IE 11 is not supported. For an optimal experience visit our site on another browser.

Woman gets huge mixer in divorce suit

A federal  judge sides with a woman, and not her ex-husband, in a complicated trademark dispute involving the right to sell an expensive bakery machine.
Dough Mixer Divorce
A federal judge ruled last month that Karin Seruga owns the U.S. trademark on the Artofex mixer and awarded her $570,000 in damages in a bitter, four-year court battle with her ex-husband, who runs a competing business. He says he will appeal.Rich Schultz / AP
/ Source: The Associated Press

Twelve years after her divorce, Karin Seruga finally got what she really wanted: A dough mixer.

Not just any dough mixer. This one is 6 feet tall, 4 feet wide and weighs 2 tons. The machine was developed in Switzerland a century ago and is used by commercial bakeries around the world to make their pastries light and fluffy.

The Artofex triple-action mixer isn't for Seruga's kitchen, it's for her bakery-machine business. A federal judge ruled late last month that she has the right to make and sell it in the U.S. and awarded her $570,000 in a bitter legal battle with her ex-husband, who runs a competing enterprise.

In court filings, lawyers for ex-husband Richard Zinn portrayed Seruga as a woman scorned who was pursuing "a matrimonial action in the guise of a trademark dispute." She denied the accusation.

"It was all about business," Seruga said. "It was a matter of money.

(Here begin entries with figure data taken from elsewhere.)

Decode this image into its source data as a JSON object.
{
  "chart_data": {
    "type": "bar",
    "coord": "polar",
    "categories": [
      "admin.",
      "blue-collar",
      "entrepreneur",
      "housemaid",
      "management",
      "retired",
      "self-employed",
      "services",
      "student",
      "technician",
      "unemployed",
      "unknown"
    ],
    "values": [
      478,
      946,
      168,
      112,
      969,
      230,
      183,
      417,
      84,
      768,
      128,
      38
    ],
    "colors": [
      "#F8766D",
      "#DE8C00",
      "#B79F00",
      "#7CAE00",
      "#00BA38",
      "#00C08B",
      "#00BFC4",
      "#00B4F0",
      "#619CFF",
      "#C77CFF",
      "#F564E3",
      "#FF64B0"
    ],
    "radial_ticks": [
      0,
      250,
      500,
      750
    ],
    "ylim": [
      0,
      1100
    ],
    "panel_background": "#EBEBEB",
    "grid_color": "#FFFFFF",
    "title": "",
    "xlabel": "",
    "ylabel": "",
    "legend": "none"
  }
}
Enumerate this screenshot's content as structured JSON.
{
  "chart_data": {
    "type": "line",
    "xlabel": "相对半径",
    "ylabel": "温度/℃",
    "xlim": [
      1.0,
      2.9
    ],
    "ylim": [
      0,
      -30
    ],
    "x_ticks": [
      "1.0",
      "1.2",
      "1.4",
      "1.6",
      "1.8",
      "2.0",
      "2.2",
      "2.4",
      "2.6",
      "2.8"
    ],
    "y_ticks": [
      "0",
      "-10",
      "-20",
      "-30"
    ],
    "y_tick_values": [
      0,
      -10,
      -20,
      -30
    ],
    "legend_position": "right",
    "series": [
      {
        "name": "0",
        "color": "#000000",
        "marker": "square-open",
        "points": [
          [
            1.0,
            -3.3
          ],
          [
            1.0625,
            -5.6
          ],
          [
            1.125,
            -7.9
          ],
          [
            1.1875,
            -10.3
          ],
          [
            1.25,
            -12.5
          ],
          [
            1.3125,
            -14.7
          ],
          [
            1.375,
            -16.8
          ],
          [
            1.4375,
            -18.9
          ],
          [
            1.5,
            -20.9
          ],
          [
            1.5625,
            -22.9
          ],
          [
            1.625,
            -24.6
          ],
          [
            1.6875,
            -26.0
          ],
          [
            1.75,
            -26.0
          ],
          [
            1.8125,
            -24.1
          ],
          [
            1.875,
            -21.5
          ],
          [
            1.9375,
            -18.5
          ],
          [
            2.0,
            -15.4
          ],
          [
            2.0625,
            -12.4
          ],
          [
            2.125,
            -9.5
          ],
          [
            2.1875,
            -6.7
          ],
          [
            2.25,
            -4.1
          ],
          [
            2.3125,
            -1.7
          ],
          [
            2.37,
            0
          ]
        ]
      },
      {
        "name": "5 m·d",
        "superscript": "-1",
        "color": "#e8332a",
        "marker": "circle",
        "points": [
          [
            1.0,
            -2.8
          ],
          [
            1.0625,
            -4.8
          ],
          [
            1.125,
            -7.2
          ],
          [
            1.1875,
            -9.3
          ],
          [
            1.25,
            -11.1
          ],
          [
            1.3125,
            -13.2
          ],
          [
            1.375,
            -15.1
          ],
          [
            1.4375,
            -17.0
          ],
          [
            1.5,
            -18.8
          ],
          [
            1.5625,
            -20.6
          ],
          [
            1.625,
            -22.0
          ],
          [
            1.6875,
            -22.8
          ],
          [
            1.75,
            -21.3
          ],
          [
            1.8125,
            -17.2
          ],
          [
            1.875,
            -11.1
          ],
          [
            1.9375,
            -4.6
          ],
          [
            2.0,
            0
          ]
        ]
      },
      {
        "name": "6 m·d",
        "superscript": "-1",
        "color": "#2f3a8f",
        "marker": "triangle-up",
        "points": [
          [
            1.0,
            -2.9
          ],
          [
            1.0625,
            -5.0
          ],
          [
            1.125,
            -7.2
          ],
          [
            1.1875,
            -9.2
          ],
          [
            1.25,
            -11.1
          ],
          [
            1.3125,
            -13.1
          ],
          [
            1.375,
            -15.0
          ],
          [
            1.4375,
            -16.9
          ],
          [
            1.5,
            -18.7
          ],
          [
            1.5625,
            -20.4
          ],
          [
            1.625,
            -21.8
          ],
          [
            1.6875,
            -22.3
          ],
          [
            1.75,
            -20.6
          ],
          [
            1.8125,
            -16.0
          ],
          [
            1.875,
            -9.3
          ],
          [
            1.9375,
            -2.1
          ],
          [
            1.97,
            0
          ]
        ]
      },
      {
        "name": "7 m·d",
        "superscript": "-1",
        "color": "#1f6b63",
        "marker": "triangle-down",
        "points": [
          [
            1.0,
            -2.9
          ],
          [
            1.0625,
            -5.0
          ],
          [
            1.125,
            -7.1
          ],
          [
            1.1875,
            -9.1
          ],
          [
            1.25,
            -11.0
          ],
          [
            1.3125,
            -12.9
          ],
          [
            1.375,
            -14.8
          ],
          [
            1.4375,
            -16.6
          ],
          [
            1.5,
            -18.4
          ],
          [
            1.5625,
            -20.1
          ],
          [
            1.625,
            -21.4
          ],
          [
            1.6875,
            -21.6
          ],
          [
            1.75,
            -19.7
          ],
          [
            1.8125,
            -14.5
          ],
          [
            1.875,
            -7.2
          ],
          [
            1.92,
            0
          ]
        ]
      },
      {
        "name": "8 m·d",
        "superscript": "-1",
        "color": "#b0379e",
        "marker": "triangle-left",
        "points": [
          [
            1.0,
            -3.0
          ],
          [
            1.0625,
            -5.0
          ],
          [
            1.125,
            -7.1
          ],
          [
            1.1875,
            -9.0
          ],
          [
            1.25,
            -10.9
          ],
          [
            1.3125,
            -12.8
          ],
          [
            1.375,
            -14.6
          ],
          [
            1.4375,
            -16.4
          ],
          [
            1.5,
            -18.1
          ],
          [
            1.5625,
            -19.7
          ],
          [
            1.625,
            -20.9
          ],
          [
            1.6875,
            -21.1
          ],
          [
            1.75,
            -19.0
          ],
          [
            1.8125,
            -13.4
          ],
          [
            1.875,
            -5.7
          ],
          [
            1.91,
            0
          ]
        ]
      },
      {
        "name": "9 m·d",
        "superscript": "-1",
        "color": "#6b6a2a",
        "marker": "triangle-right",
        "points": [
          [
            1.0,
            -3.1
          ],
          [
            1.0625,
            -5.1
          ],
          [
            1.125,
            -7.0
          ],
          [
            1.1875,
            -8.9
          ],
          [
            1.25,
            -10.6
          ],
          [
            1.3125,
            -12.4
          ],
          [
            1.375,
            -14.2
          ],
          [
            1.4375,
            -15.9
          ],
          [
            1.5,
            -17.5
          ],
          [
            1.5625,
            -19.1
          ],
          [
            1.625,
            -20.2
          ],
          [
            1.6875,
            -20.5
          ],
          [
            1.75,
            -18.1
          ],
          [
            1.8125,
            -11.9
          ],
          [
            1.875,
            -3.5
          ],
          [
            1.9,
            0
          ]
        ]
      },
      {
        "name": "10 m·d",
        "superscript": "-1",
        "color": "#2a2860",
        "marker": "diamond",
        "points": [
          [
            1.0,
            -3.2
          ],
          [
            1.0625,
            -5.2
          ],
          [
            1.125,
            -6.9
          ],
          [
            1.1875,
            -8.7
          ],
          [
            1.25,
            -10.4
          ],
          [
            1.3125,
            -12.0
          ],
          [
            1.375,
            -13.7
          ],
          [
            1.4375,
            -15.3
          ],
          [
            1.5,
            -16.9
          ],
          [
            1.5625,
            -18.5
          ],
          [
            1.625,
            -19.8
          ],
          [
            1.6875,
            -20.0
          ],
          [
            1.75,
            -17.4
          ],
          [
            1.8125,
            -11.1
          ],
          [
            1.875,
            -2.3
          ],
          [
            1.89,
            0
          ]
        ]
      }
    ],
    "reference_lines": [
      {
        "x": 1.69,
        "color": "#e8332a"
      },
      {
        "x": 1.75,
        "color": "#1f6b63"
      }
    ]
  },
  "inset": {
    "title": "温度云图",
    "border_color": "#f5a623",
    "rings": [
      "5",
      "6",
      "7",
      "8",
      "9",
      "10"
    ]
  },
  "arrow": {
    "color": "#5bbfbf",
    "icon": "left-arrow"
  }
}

Business is business, and you don't step on someone else's territory." She declined to discuss details of the ruling.

‘A miscarriage of justice’
Richard Joel, an attorney for Zinn, said he planned to appeal U.S. District Judge Garrett Brown's decision.

"We have full grounds for an appeal and that's what we're going to do," Joel said. "We feel the decision is a miscarriage of justice."

About the only thing the two sides appear to agree on is that the dispute dates to the mid-1990s, when the marriage hit the skids.

The couple signed an agreement at the time of their divorce in 1997 that set parameters for them to operate competing businesses selling bakery machines. Seruga's Excellent Bakery Equipment Co. is in Fairfield, about 20 miles northwest of New York City; Zinn's Excalibur Bagel and Bakery Equipment is 10 miles away in Fair Lawn.

Seruga claims she had sole distribution rights from 1997 on and that she paid $5,000 for the trademark in 2003 but that Zinn continued to use the name in advertising and sales. Zinn claims the company that assigned her the trademark didn't actually own it at the time.

Among other accusations contained in the lawsuit: Zinn told some customers that she had died, and he continued to use Excelsior's phone number at his new business until a court ordered him to change it, according to Seruga; Seruga admitted the trademark was invalid in e-mails retrieved from her computer, Joel contends.

Joel concedes the trademark's history is a "contorted, convoluted thing."

‘They're like human hands’
The Artofex machine was invented in Switzerland in the early 1900s and first trademarked in the U.S. in the 1920s. The mark passed through several hands in the 1980s and '90s as different companies were acquired or dissolved. Seruga's and Zinn's joint business, Excelsior, was the sole distributor of Artofex products in the U.S. until the company's dissolution in 1995.

The mixers come in different sizes, but the largest costs up to $60,000 and uses a four-foot-diameter metal bowl that can hold up to 700 pounds of dough, Seruga said. Two long metal arms are attached to wheels: The end of one arm resembles two fingers spaced about five inches apart and the end of the other looks like an elongated golf putter.

As the wheels turn, the two arms simulate a mixing motion as the bowl turns slowly.

"They're like human hands," Seruga said. "They lift, knead and stretch."

She said the machines, which routinely last for 50 years or more, are used by hundreds of companies including Sara Lee and Entenmann's, both of which gave depositions in the lawsuit.

Ultimately, Judge Brown sided with Seruga and found Zinn guilty of trademark infringement, counterfeiting, breach of contract and tortious interference. The monetary award represented an estimation of his company's profits from 1997 to 2006.